While there are still many regulatory and technology hurdles, the seeming inevitable union of clean coal carbon capture and storage in the power industry with carbon dioxide-hungry enhanced oil recovery (EOR) seems more likely to take place in the current world of $100/bbl oil and a push to lessen the future impact of global climate change. Ultimately how and how much value is placed on carbon dioxide (CO2) will have a lot to say about the impending marriage.

The growing number of developers of new integrated gasification combined-cycle (IGCC) clean coal power generation projects are looking for ways to get rid of their CO2 and maybe even make some money on it. And there are existing EOR companies looking for CO2, which is getting harder to find in naturally occurring sources, such as McElmo Dome in southwest Colorado.

“It comes down to hard-fought commercial negotiations over what exactly that CO2 [from clean coal and other industrial processes] is worth,” said Alex Klein, an analyst with Cambridge, MA-based Emerging Energy Research (EER), a consulting research firm in the global energy sector. “Oil industry negotiators point to the volatility of global oil prices, which they don’t think will stay at more than $100 forever, and the CO2 [that] people are saying it costs a lot to capture it, so I need a price that will make a [clean coal generation plant] project viable.”

As government and industry officials have been learning, there are a lot of very complicated logistical issues involved in extracting the CO2, capturing and storing it, and then shipping it to the EOR market. The best economics are still in the carbon-producing processes that are not associated with power generation, Klein said.

“Carbon sequestration is a big factor in all of this,” he said. “A lot will depend on how carbon policies [at the federal level] evolve. The carbon policies are a function of how well you can monitor what happens to the CO2 and how you assign liability in case it leaks. This issue in particular is one that needs to be addressed in a robust way.”

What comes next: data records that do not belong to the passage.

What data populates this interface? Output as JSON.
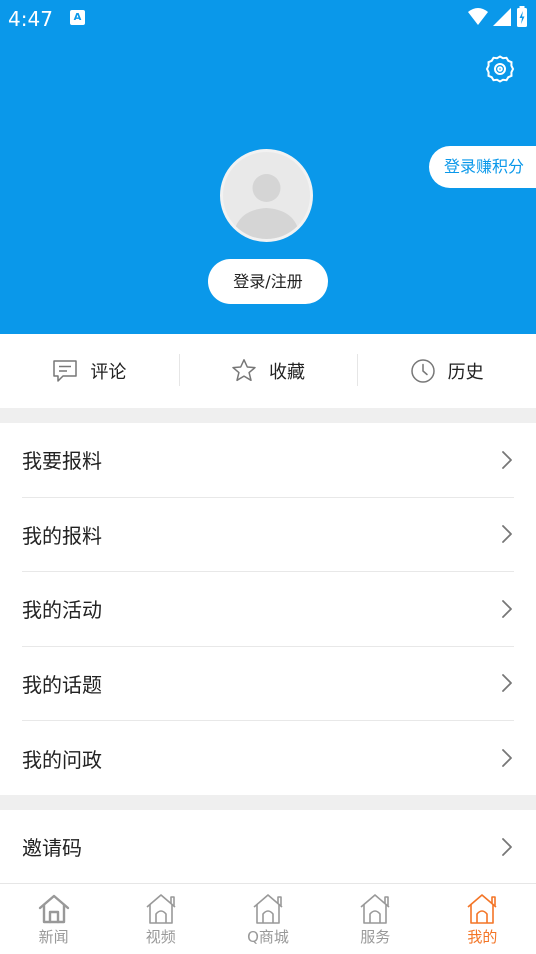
{
  "status": {
    "time": "4:47",
    "notif_badge": "A"
  },
  "header": {
    "points_label": "登录赚积分",
    "login_label": "登录/注册"
  },
  "quick_actions": [
    {
      "label": "评论",
      "icon": "comment-icon"
    },
    {
      "label": "收藏",
      "icon": "star-icon"
    },
    {
      "label": "历史",
      "icon": "clock-icon"
    }
  ],
  "menu_group1": [
    {
      "label": "我要报料"
    },
    {
      "label": "我的报料"
    },
    {
      "label": "我的活动"
    },
    {
      "label": "我的话题"
    },
    {
      "label": "我的问政"
    }
  ],
  "menu_group2": [
    {
      "label": "邀请码"
    }
  ],
  "tabs": [
    {
      "label": "新闻",
      "icon": "home-icon",
      "active": false
    },
    {
      "label": "视频",
      "icon": "house-icon",
      "active": false
    },
    {
      "label": "Q商城",
      "icon": "house-icon",
      "active": false
    },
    {
      "label": "服务",
      "icon": "house-icon",
      "active": false
    },
    {
      "label": "我的",
      "icon": "house-icon",
      "active": true
    }
  ],
  "colors": {
    "brand_blue": "#0a98ea",
    "active_orange": "#f37527",
    "inactive_gray": "#999999"
  }
}
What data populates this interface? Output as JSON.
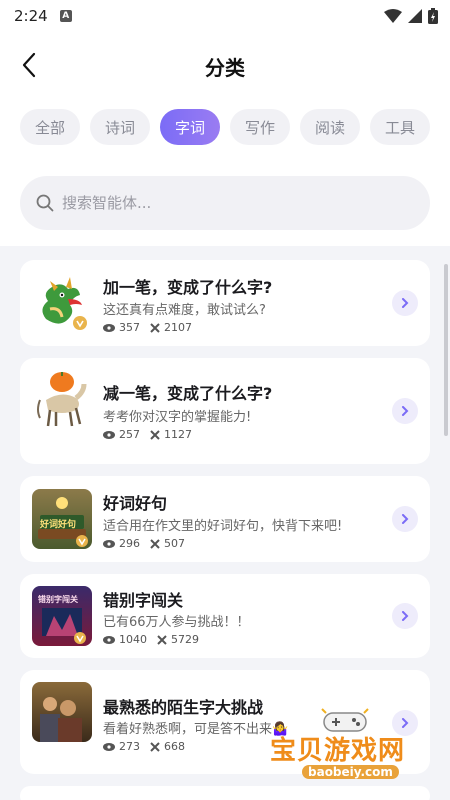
{
  "status": {
    "time": "2:24",
    "notification_letter": "A"
  },
  "header": {
    "title": "分类",
    "back_icon": "chevron-left-icon"
  },
  "tabs": [
    {
      "label": "全部",
      "active": false
    },
    {
      "label": "诗词",
      "active": false
    },
    {
      "label": "字词",
      "active": true
    },
    {
      "label": "写作",
      "active": false
    },
    {
      "label": "阅读",
      "active": false
    },
    {
      "label": "工具",
      "active": false
    }
  ],
  "search": {
    "placeholder": "搜索智能体..."
  },
  "accent": "#8472f5",
  "items": [
    {
      "title": "加一笔，变成了什么字?",
      "desc": "这还真有点难度，敢试试么?",
      "views": "357",
      "uses": "2107",
      "thumb": "dragon-illustration"
    },
    {
      "title": "减一笔，变成了什么字?",
      "desc": "考考你对汉字的掌握能力!",
      "views": "257",
      "uses": "1127",
      "thumb": "pumpkin-horse-illustration"
    },
    {
      "title": "好词好句",
      "desc": "适合用在作文里的好词好句，快背下来吧!",
      "views": "296",
      "uses": "507",
      "thumb": "book-illustration",
      "thumb_text": "好词好句"
    },
    {
      "title": "错别字闯关",
      "desc": "已有66万人参与挑战！！",
      "views": "1040",
      "uses": "5729",
      "thumb": "game-poster-illustration",
      "thumb_text": "错别字闯关"
    },
    {
      "title": "最熟悉的陌生字大挑战",
      "desc": "看着好熟悉啊，可是答不出来🤷‍♀️",
      "views": "273",
      "uses": "668",
      "thumb": "crowd-photo"
    }
  ],
  "watermark": {
    "text": "宝贝游戏网",
    "url": "baobeiy.com"
  }
}
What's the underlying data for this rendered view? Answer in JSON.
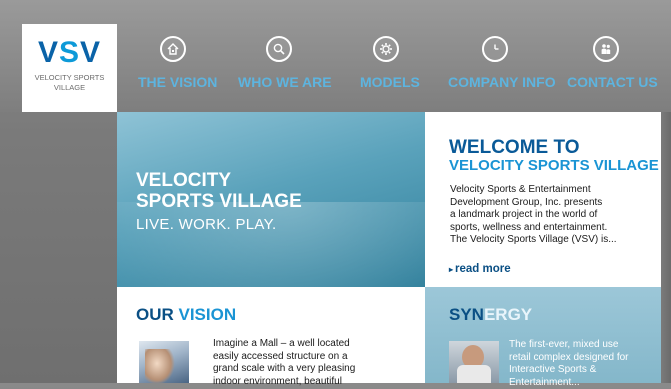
{
  "logo": {
    "mark_v": "V",
    "mark_s": "S",
    "mark_v2": "V",
    "line1": "VELOCITY SPORTS",
    "line2": "VILLAGE"
  },
  "nav": [
    {
      "label": "THE VISION",
      "icon": "home-icon"
    },
    {
      "label": "WHO WE ARE",
      "icon": "search-icon"
    },
    {
      "label": "MODELS",
      "icon": "gear-icon"
    },
    {
      "label": "COMPANY INFO",
      "icon": "clock-icon"
    },
    {
      "label": "CONTACT US",
      "icon": "people-icon"
    }
  ],
  "hero": {
    "title_line1": "VELOCITY",
    "title_line2": "SPORTS VILLAGE",
    "tagline": "LIVE. WORK. PLAY."
  },
  "welcome": {
    "heading1": "WELCOME TO",
    "heading2": "VELOCITY SPORTS VILLAGE",
    "body_lines": [
      "Velocity Sports & Entertainment",
      "Development Group, Inc. presents",
      "a landmark project in the world of",
      "sports, wellness and entertainment.",
      "The Velocity Sports Village (VSV) is..."
    ],
    "read_more": "read more"
  },
  "vision": {
    "heading_a": "OUR ",
    "heading_b": "VISION",
    "body_lines": [
      "Imagine a Mall – a well located",
      "easily accessed structure on a",
      "grand scale with a very pleasing",
      "indoor environment, beautiful"
    ]
  },
  "synergy": {
    "heading_a": "SYN",
    "heading_b": "ERGY",
    "body_lines": [
      "The first-ever, mixed use",
      "retail complex designed for",
      "Interactive Sports &",
      "Entertainment..."
    ]
  },
  "colors": {
    "navy": "#0a4f84",
    "blue": "#1a94d4",
    "nav_label": "#5db4df",
    "hero_blue": "#5aa2bb"
  }
}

Klein said there is hope that the IGCC demonstration activity ongoing throughout the United States will address these issues.

A national cap-and-trade system, for example, would have an impact, but whether it ultimately is a positive impact will depend on how the program is structured, according to Klein. In the way such a system was structured in Europe, CO2 credits essentially were given away, so if that was done here, it would not help the economics of the sequestration side of the process.

If, however, an auction for CO2 is developed and the price of carbon was high enough, there likely would be “far greater activity in carbon-capture/storage [CCS] and then the ‘lower-hanging fruit’ would be the EOR market,” Klein said.

With $100 oil the economics are better, but adding a means to add value to the sequestration to make the clean coal power generation more economic is really the key. A number of players in the oil/gas patch are very active in EOR and have interests in getting more CO2 from new sources. These companies include Kinder Morgan, Denbury Resources, Petrosource, Anadarko, Occidental Petroleum and Amerada Hess, according to some EER research Klein published last year showing that EOR demand was “brightening” CCS prospects in North America.